Em relação à tecnologia, não podemos desconsiderar que os processos digitais de uma instituição de saúde impactam diretamente no atendimento dos pacientes. Por isso, é necessário que exista uma precisão e cuidado para que os sistemas não fiquem desconexos. E a educação continuada, pode ser uma ferramenta que auxilie os profissionais a desenvolverem sua habilidade analítica e consigam mapear melhorias de forma ágil.

Para a instituição, que consegue gerenciar programas de qualidade, suprir rapidamente gaps de conhecimento, reconhecer colaboradores a partir de dados de desenvolvimento e disseminar agilmente a cultura corporativa. E ao final, o objetivo mútuo: elevar os padrões de qualidade assistencial, melhorando desfechos e a satisfação dos pacientes.

Melhoria da experiência do colaborador

Normalmente, a educação corporativa voltada para o desenvolvimento técnico é conduzida por uma equipe (de educação, ou qualidade) e o desenvolvimento de soft skills pelas equipes de recursos humanos. Aqui também, ter uma visão 360° de cada colaborador é fundamental: traz agilidade, gestão e evita desperdícios. Ou seja, o capital humano se tornou cada vez mais importante e estratégico para as empresas.

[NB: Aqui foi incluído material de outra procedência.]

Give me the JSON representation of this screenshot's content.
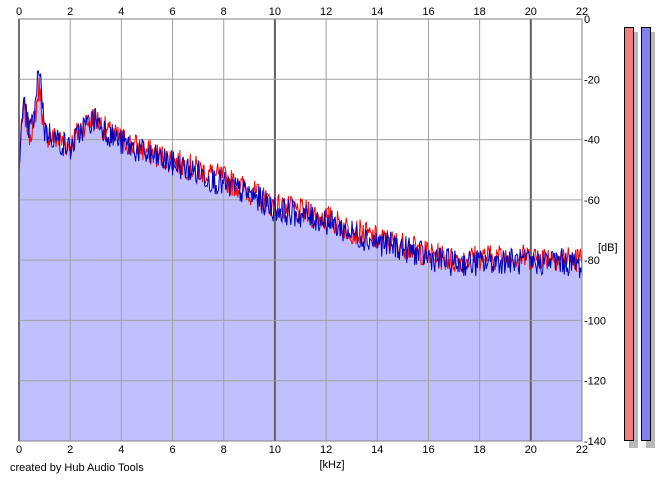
{
  "chart_data": {
    "type": "line",
    "xlabel": "[kHz]",
    "ylabel": "[dB]",
    "xlim": [
      0,
      22
    ],
    "ylim": [
      -140,
      0
    ],
    "xticks": [
      0,
      2,
      4,
      6,
      8,
      10,
      12,
      14,
      16,
      18,
      20,
      22
    ],
    "yticks": [
      0,
      -20,
      -40,
      -60,
      -80,
      -100,
      -120,
      -140
    ],
    "grid": true,
    "series": [
      {
        "color": "#ff0000",
        "x": [
          0,
          0.2,
          0.4,
          0.6,
          0.8,
          1.0,
          1.5,
          2.0,
          2.5,
          3.0,
          3.5,
          4.0,
          5.0,
          6.0,
          7.0,
          8.0,
          9.0,
          10.0,
          11.0,
          12.0,
          13.0,
          14.0,
          15.0,
          16.0,
          17.0,
          18.0,
          19.0,
          20.0,
          21.0,
          22.0
        ],
        "y": [
          -45,
          -30,
          -38,
          -34,
          -22,
          -38,
          -40,
          -42,
          -35,
          -33,
          -38,
          -40,
          -44,
          -47,
          -50,
          -53,
          -57,
          -62,
          -64,
          -66,
          -70,
          -73,
          -75,
          -78,
          -80,
          -79,
          -79,
          -79,
          -79,
          -80
        ]
      },
      {
        "color": "#0000c0",
        "x": [
          0,
          0.2,
          0.4,
          0.6,
          0.8,
          1.0,
          1.5,
          2.0,
          2.5,
          3.0,
          3.5,
          4.0,
          5.0,
          6.0,
          7.0,
          8.0,
          9.0,
          10.0,
          11.0,
          12.0,
          13.0,
          14.0,
          15.0,
          16.0,
          17.0,
          18.0,
          19.0,
          20.0,
          21.0,
          22.0
        ],
        "y": [
          -46,
          -29,
          -37,
          -33,
          -14,
          -37,
          -40,
          -43,
          -36,
          -33,
          -38,
          -41,
          -45,
          -48,
          -51,
          -55,
          -58,
          -63,
          -65,
          -67,
          -71,
          -74,
          -76,
          -79,
          -81,
          -81,
          -80,
          -81,
          -80,
          -82
        ]
      }
    ],
    "fill_color": "#c0c0ff"
  },
  "meters": [
    {
      "color": "#f08080"
    },
    {
      "color": "#8080f0"
    }
  ],
  "credit": "created by Hub Audio Tools"
}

Com a integração, seria possível anexar ao registro do colaborador se ele já concluiu determinado treinamento, identificar os colaboradores que acabaram de ser promovidos e, portanto, demandam novos conteúdos, entre outras possibilidades.

Os gestores, de todas as áreas, poderiam enxergar em que pé está a capacitação de cada time para atribuir responsabilidades distintas de forma muito mais rápida e eficiente. Se a instituição conta com sistemas robustos que geram dados de consumo de conteúdo, pode-se evoluir para consolidação de padrões próprios de desempenho educacional, que permitem comparação entre unidades, equipes, etc.